Jacobson’s third category of claims relates to hazardous materials on the property, which allegedly lowered the property’s value. In contrast to the other claims, there is no evidence that Jacobson had actual knowledge of this injury between 1988 and 1992. This variation results, in part, from the complete absence of evidence to show that the property is, indeed, contaminated. Assuming arguendo the validity of Jacobson’s claims, the Court finds that he was on inquiry notice, at the latest, by the time he sold the house in 1992. By that date, Jacobson was aware that fears about contamination were allegedly lowering his property’s value. Jacobson Dep. at 102-105. The Court finds that this awareness, in conjunction with the following factors — (a) Sweeney’s alleged falsehoods regarding traffic noise and property value; (b) Sweeney’s alleged statement that the property was not contaminated; (c) statements in the sales contract about the need to have the property tested for contamination; (d) no evidence that Sweeney had checked the property for contamination; and (e) the fact that the property was once a PEPCO substation— are more than sufficient as a matter of law to have put a reasonable homeowner on notice of Sweeney’s alleged negligence and fraud at the time of the sale in 1992.

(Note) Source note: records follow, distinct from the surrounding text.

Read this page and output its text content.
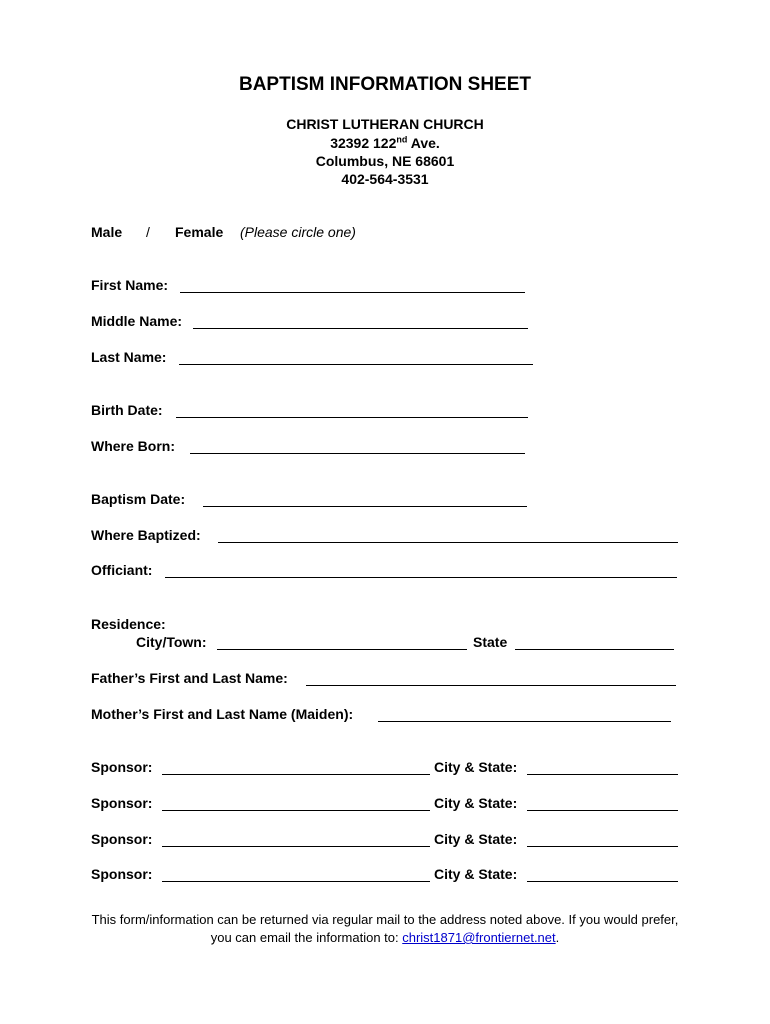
BAPTISM INFORMATION SHEET
CHRIST LUTHERAN CHURCH
32392 122nd Ave.
Columbus, NE 68601
402-564-3531
Male / Female (Please circle one)
First Name:
Middle Name:
Last Name:
Birth Date:
Where Born:
Baptism Date:
Where Baptized:
Officiant:
Residence:
City/Town:	State
Father’s First and Last Name:
Mother’s First and Last Name (Maiden):
Sponsor:	City & State:
Sponsor:	City & State:
Sponsor:	City & State:
Sponsor:	City & State:
This form/information can be returned via regular mail to the address noted above. If you would prefer, you can email the information to: christ1871@frontiernet.net.
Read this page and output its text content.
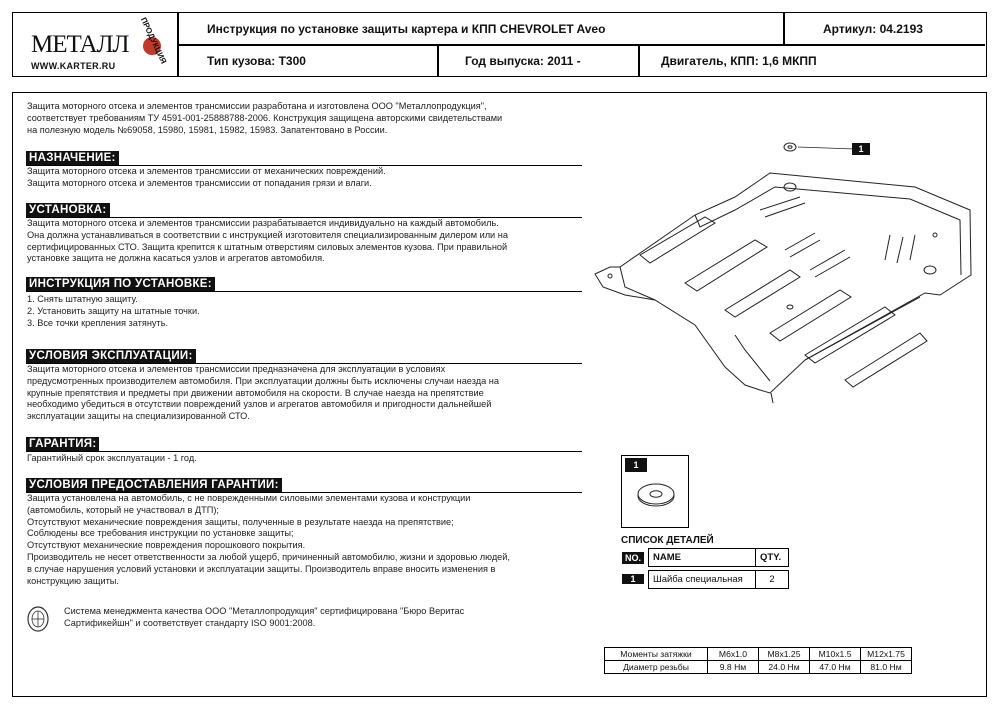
МЕТАЛЛ ПРОДУКЦИЯ
WWW.KARTER.RU
Инструкция по установке защиты картера и КПП CHEVROLET Aveo	Артикул: 04.2193
Тип кузова: T300	Год выпуска: 2011 -	Двигатель, КПП: 1,6 МКПП
Защита моторного отсека и элементов трансмиссии разработана и изготовлена ООО "Металлопродукция",
соответствует требованиям ТУ 4591-001-25888788-2006. Конструкция защищена авторскими свидетельствами
на полезную модель №69058, 15980, 15981, 15982, 15983. Запатентовано в России.
НАЗНАЧЕНИЕ:
Защита моторного отсека и элементов трансмиссии от механических повреждений.
Защита моторного отсека и элементов трансмиссии от попадания грязи и влаги.
УСТАНОВКА:
Защита моторного отсека и элементов трансмиссии разрабатывается индивидуально на каждый автомобиль.
Она должна устанавливаться в соответствии с инструкцией изготовителя специализированным дилером или на
сертифицированных СТО. Защита крепится к штатным отверстиям силовых элементов кузова. При правильной
установке защита не должна касаться узлов и агрегатов автомобиля.
ИНСТРУКЦИЯ ПО УСТАНОВКЕ:
1. Снять штатную защиту.
2. Установить защиту на штатные точки.
3. Все точки крепления затянуть.
УСЛОВИЯ ЭКСПЛУАТАЦИИ:
Защита моторного отсека и элементов трансмиссии предназначена для эксплуатации в условиях
предусмотренных производителем автомобиля. При эксплуатации должны быть исключены случаи наезда на
крупные препятствия и предметы при движении автомобиля на скорости. В случае наезда на препятствие
необходимо убедиться в отсутствии повреждений узлов и агрегатов автомобиля и пригодности дальнейшей
эксплуатации защиты на специализированной СТО.
ГАРАНТИЯ:
Гарантийный срок эксплуатации - 1 год.
УСЛОВИЯ ПРЕДОСТАВЛЕНИЯ ГАРАНТИИ:
Защита установлена на автомобиль, с не поврежденными силовыми элементами кузова и конструкции
(автомобиль, который не участвовал в ДТП);
Отсутствуют механические повреждения защиты, полученные в результате наезда на препятствие;
Соблюдены все требования инструкции по установке защиты;
Отсутствуют механические повреждения порошкового покрытия.
Производитель не несет ответственности за любой ущерб, причиненный автомобилю, жизни и здоровью людей,
в случае нарушения условий установки и эксплуатации защиты. Производитель вправе вносить изменения в
конструкцию защиты.
Система менеджмента качества ООО "Металлопродукция" сертифицирована "Бюро Веритас
Сартификейшн" и соответствует стандарту ISO 9001:2008.
1
1
СПИСОК ДЕТАЛЕЙ
NO.	NAME	QTY.

1	Шайба специальная	2
Моменты затяжки	M6x1.0	M8x1.25	M10x1.5	M12x1.75
Диаметр резьбы	9.8 Нм	24.0 Нм	47.0 Нм	81.0 Нм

Jacobson attempts to avoid the bar to his claims by invoking the “maturation of harm” rule. In particular, he claims that he could not have been aware of his claims and, therefore, the statute of limitations should not have started to run, until he was aware of the full damages he suffered. This awareness, he claims, did not occur until 1995, when Sarsi Saxon was wound up. Unfortunately for Jacobson, Maryland courts have not adopted the maturation of harm rule. See Hecht v. Resolution Trust Corp., 333 Md. 324, 336 n. 9, 635 A.2d 394 (1994); Edwards v. Demedis, 118 Md.App. 541, 553, 703 A.2d 240 (1997). A legal wrong must have been sustained to trigger the statute of limitations, but a precise amount of damages need not be known at that time. See Edwards, 118 Md.App. at 553, 703 A.2d 240. It is clear from the record, in any event, that Jacobson knew the extent of his injury when the home was auctioned in 1992, whether or not Sarsi Saxon was the seller in name.

III. Conclusion

Based on the foregoing analysis, the Court finds that Jacobson’s claims are barred by the Maryland statute of limitations, and will grant Sweeney’s Motion for Summary Judgment and enter judgment in his favor.

ORDER

In accordance with the attached Memorandum, it is this 7th day of February 2000, by the United States District Court for the District of Maryland, ORDERED:

1. That Defendant’s Motion for Summary Judgment BE, and the same IS, hereby GRANTED;

2. That JUDGMENT BE ENTERED in favor of the Defendant; and

3. That copies of this Memorandum and Order be mailed to Plaintiff and counsel for the Defendant. 
      
      . Although the Court resolves this issue on limitations grounds, it also notes that absent proof of contamination, Jacobson cannot sustain a cause of action for fraud. See, e.g., Gross v. Sussex Inc., 332 Md. 247, 257-60, 630 A.2d 1156 (1993).
     
      
      . For a plaintiff to prevail on a negligence claim, it is axiomatic that he must first show that the defendant owed him a duty of care. Here, Jacobson claims that Sweeney — who was the real estate agent for the sellers of the property — owed him a duty of care to inspect the property for defects before selling it. In Maryland, there is no general duty for a real estate agent to investigate and report on defects that exist in a property, unless the agent undertakes to investigate property for a specific purpose. See Lewis v. Long & Foster Real Estate, Inc., 85 Md.App. 754, 584 A.2d 1325 (1991). Real estate agents owe property buyers a duty, in some circumstances, to disclose defects of which they know or should have known, see Gross v. Sussex Inc., 332 Md. 247, 630 A.2d 1156 (1993), but recent cases have limited this duty to the disclosure of material facts known to the seller's agent, see Lopata v. Miller, 122 Md.App. 76, 712 A.2d 24 (1998) (agents required by professional standards to disclose material facts). Here, the record shows that Sweeney divulged the pertinent material fact, i.e., that the property was formerly a PEPCO substation. There is no evidence to indicate that Sweeney knew of other material facts regarding contamination on the property.